Mitt Romney was mocked for calling on illegal immigrants to self-deport at a debate last year, but a new Pew Hispanic Center study shows that's exactly what many Mexican immigrants have been doing on their own, with as many leaving the United States than coming in, between 2005-2010.  The report will have a seismic impact on our country's political debate, including this year's presidential election.

For Democrats, the expected long-term explosion of Latino voters may not end up materializing.  While there was a significant spike in the Hispanic population at the first half of the last decade, the economic recession and tighter immigration crackdowns have slowed that to a trickle.  It's not a given that Hispanic voters will make a larger share of the electorate than in 2008, as many in the Obama campaign had presumed (and depended upon).
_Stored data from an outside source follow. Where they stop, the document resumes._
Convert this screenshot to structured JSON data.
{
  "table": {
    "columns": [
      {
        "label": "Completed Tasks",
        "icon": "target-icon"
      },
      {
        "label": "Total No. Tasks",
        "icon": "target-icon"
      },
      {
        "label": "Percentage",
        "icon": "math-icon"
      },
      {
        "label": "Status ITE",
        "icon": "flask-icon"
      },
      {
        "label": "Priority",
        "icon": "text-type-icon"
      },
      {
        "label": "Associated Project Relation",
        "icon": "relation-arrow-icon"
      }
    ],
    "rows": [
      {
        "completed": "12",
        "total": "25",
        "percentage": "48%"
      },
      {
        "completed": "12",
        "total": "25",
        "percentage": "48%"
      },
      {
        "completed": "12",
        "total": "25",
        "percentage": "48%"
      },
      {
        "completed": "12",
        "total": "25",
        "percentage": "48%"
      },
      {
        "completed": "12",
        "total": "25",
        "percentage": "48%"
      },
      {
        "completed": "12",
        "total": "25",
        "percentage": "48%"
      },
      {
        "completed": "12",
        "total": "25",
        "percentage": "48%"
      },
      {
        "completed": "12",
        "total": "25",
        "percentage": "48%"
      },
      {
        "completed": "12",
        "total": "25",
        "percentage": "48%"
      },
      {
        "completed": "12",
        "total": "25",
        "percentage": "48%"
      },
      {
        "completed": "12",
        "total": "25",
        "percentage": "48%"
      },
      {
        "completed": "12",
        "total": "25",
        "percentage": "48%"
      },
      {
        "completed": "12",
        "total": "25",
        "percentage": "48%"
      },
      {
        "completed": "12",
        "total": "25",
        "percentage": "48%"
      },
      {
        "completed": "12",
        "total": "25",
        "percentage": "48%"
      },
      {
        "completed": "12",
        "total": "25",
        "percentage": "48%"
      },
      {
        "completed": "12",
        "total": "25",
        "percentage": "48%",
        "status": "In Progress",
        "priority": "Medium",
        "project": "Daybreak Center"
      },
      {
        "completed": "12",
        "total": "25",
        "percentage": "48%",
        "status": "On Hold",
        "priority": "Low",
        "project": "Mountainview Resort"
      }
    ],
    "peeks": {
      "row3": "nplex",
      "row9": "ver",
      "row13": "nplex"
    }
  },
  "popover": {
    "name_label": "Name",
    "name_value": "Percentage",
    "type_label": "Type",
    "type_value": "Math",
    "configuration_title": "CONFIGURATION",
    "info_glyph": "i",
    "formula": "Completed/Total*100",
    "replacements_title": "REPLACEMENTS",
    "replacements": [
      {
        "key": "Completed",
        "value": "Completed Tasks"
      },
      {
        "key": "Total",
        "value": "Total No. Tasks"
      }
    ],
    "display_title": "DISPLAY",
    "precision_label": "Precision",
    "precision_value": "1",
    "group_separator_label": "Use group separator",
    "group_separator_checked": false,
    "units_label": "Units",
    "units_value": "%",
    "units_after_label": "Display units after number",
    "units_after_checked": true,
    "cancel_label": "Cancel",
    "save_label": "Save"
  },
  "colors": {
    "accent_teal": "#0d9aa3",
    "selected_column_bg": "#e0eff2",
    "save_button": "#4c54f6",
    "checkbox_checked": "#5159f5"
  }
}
Already Democrats are facing challenges registering Hispanic voters in battleground states, like Arizona.

For Republicans, the illegal immigration litmus test, forcing conservative candidates to toe a hardline on the issue, could very well recede in the near future.  A January Pew poll showed the number of Republicans considering illegal immigration as a top issue has plummeted, dropping from 69 percent in 2007 to 48 percent at the beginning of this year.  The future Republican positioning on immigration could very well be closer to the policy views of Florida Sen. Marco Rubio  than that of hardliners like Iowa Rep. Steve King.

The long-term political implications are equally significant.  Democrats have counted Hispanics as a pivotal part of their coalition, but there's no guarantee that as first-generation immigrants assimilate, they will remain reliable partisan voters.   Indeed, a complementary Pew Hispanic Center study, released last month, showed immigrants becoming more Republican the longer they've been in this country -- a similar narrative to other first-generation ethnic groups.